O ministro Sergio Moro, ao renunciar, já era um fantoche, um serviçal da família mafiosa dos Bolsonaros. Sempre fez vista grossa ao apoio de Bolsonaro às milícias e seus crimes. Ele certamente sabia da máfia da indústria do crime apoiada pela família Bolsonaro: além da milícia digital, consta da agenda criminosa da família e amigos a importação de lixo tóxico, armas, cassinos, combustíveis, remédios etc. Moro saiu atirando e recebeu de volta a acusação de que concordaria com a demissão do seu Diretor Geral da Polícia Federal em troca de sua nomeação para o cargo de Ministro do Supremo Tribunal.

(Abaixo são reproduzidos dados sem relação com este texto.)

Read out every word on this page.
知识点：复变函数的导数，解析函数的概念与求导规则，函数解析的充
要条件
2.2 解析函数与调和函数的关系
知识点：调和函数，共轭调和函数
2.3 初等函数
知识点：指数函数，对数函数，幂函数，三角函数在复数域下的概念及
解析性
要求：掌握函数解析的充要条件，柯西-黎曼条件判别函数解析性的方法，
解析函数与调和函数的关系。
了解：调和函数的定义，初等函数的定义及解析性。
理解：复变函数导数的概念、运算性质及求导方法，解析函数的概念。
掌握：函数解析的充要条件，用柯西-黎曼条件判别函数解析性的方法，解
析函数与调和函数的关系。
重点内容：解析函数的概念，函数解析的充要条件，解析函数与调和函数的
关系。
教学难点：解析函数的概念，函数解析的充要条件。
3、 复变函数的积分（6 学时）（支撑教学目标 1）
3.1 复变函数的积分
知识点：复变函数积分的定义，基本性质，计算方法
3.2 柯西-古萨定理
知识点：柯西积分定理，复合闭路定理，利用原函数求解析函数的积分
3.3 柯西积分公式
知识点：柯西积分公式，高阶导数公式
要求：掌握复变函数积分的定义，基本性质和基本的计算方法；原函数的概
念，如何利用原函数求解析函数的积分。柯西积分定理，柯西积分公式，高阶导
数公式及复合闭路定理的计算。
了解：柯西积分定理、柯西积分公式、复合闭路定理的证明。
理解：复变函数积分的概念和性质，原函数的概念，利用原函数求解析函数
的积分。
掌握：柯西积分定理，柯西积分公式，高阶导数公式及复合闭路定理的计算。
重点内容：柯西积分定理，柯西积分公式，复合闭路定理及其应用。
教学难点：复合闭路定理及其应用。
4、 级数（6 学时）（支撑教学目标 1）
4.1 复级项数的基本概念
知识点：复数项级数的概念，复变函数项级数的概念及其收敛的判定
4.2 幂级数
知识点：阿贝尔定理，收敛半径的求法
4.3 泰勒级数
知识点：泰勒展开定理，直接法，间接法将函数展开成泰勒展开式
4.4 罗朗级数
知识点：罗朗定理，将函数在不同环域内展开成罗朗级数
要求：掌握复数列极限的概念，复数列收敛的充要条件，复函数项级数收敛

O governo Bolsonaro já interferiu e obstruiu o trabalho de muitas instituições como, por exemplo, o Ibama, o Icmbio, o Inpe, a Capes, a Coaf, Ancine, Universidades e muitas outras. Com seu perfil autoritário, deve achar natural interferir e violar a autonomia da Polícia Federal, tendo em vista seu desespero em proteger seus filhos e amigos das acusações de crimes. Mas a demissão de Moro vai provavelmente mudar a correlação de forças. E isso ocorre num momento em que outro ministro de peso, o ministro Guedes, foi ignorado pelos militares que propuseram o chamado Plano Pró-Brasil.

Em plena crise da pandemia, o general Braga Netto lança o Plano Pró-Brasil propondo aumento significativo de investimentos, destravamento de obras paradas, geração de empregos “sem toque no teto”, “sem aumento de investimentos”. Ignorou Guedes, jogado para escanteio, e propõe investimentos públicos, investimentos diretos do Estado e, para manter as aparências, diz que não vai tocar no teto dos gastos públicos. A equipe econômica de Guedes não participou, obviamente, da elaboração desse Plano.

Além da demissão de Moro e do encolhimento de Guedes, a conjuntura política tende a se agravar, pois ficará cada vez mais sobredeterminada pela pandemia do coronavirus. O número de infectados e de mortos aumenta exponencialmente. A popularidade de Bolsonaro sofrerá forte abalo.

Esperemos que a oposição passe da guerra de posição para a guerra de movimento. Como disse Guimarães Rosa, “sapo não pula por boniteza, mas porém por precisão”. Chegou o momento de o sapo pular. Chegou a hora e a vez do impeachment. Navegar é preciso.